Vivienne Westwood Was Always Going to Hate the New Documentary About Her
When Lorna Tucker began filming her documentary on Vivienne Westwood, friends and family of the designer warned her that no matter how the film turned out, Westwood wouldn’t like it. Armed with that knowledge, she began filming footage for “Westwood: Punk, Icon, Activist,” an affectionate portrait of the transgressive designer featuring scenes as intimate as the designer rolling out of bed in the morning. However, those initial predictions turned out to be correct. Vivienne Westwood has lashed out against her portrayal in the film, which she called “mediocre” in an eviscerating statement issued from her brand.
— Vivienne Westwood (@FollowWestwood) January 19, 2018
Tucker first met Westwood when some musician friends of hers alerted her that Vivienne Westwood was coming down to their studio to record a rap song with Josh Homme from Queens of the Stone Age. The director grabbed her camera and headed to the studio. “When she walked in, she was wearing 6 inch high heel platforms, a beautiful dress and had long red hair. I was completely blown away,” Tucker recounts in a phone interview from her home base in London. From there, the pair struck up a friendship based on Tucker’s passion project film about the history of forced sterilization of Native American women in the US. (The feature, Amá, also comes out this year.)
The most truly ironic part of the Westwood documentary debacle is that Tucker and Westwood had already worked on a separate film together. In 2013, the Vivienne Westwood brand recruited directors to pitch ideas for a fashion film. They ended up working together on Red Shoes, a short film based on the Hans Christian Andersen story starring model Lily Cole and Westwood invited Tucker send an idea in. Shortly after, Tucker suggested they work together on a biographical film and Westwood agreed. “I proposed to do a documentary with her that was her life story and showed she’s always been an activist,” Tucker says.
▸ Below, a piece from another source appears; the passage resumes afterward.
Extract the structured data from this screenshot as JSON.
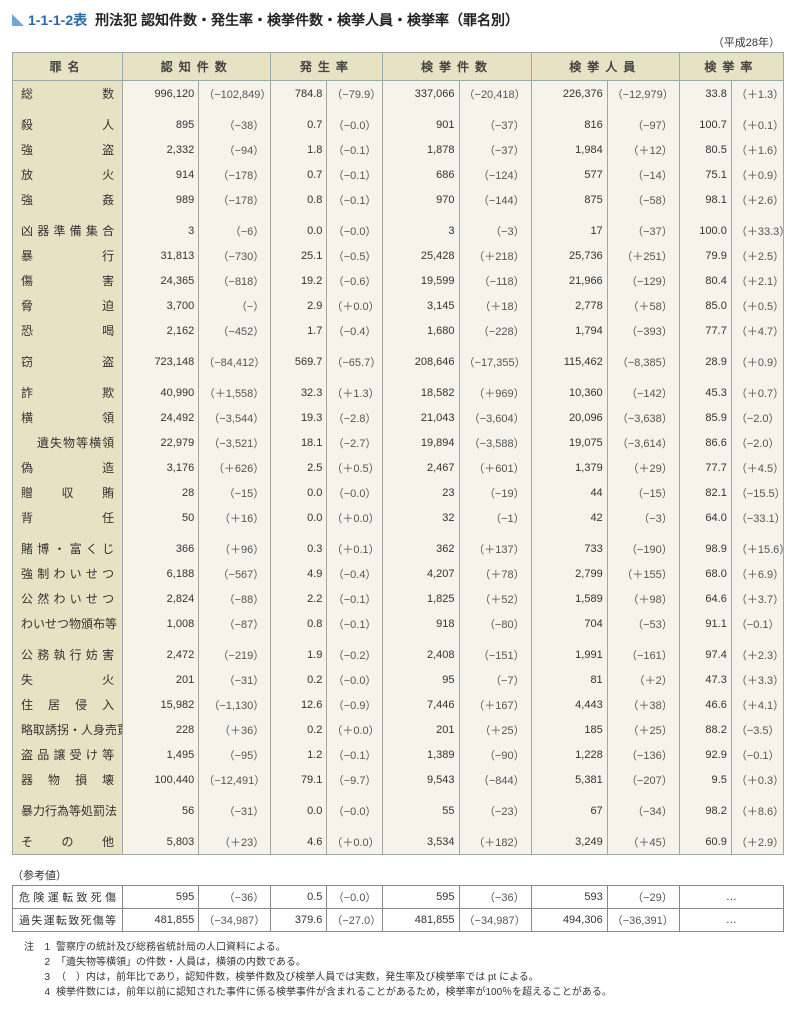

From the very beginning, filming was rife with tension. “I always had this feeling that maybe, and this could be completely wrong, that they would try to manipulate me later on,” she says. The label wanted a film focusing on Westwood’s environmental activism, but Tucker resisted. “I said, ‘That’s not going to reach a wide audience, because if you want to engage an audience you have to take them on a journey,” she says. “I really had to stand my ground to keep filming.”
What emerges from the murkiness is a reticent portrait of a difficult woman. Nearly the entire time Westwood is on camera, she gripes about having to excavate her past, and acts as an unwilling subject of a biographical film. On the footage of Westwood grumbling, “Other directors were like, ‘Why did you put that in there?’” says Tucker. But it was entirely intentional. “I want you to cringe for me because it’s difficult,” Tucker says. But this is a documentary about a fashion legend, not an episode of Nathan for You. What Tucker refers to as “comedy moments” don’t necessarily translate as funny, just painfully awkward.
Tucker admits she didn’t know much about Westwood before she began filming. “Whenever I’m taking on a subject I never research too much. I always want to let that come out, my journey on camera, so the audience can learn all the nitty-gritty bits as I do.” But according to Tucker, the most interesting stories surfaced when Westwood knew she wasn’t being filmed. “When the camera was off, the bits she would tell me, the little anecdotes and the inspirational stories were the things that really blew me away. But at the time Vivienne was only talking to any camera about the latest political thing she was pushing. It was so hard,” she opines.
Ultimately, “Westwood: Punk, Icon, Activist” is a portrait of two uncompromising artists: Vivienne Westwood and Lorna Tucker. When Westwood dissociated herself from the film, Tucker second-guessed her decision to not take out the parts that upset Westwood. “I thought, ‘Shit, why was I so adamant that it was my film that I upset her?’” says Tucker. “But the most rewarding thing has been people coming up to me saying it inspired them and changed them. For me that was enough.”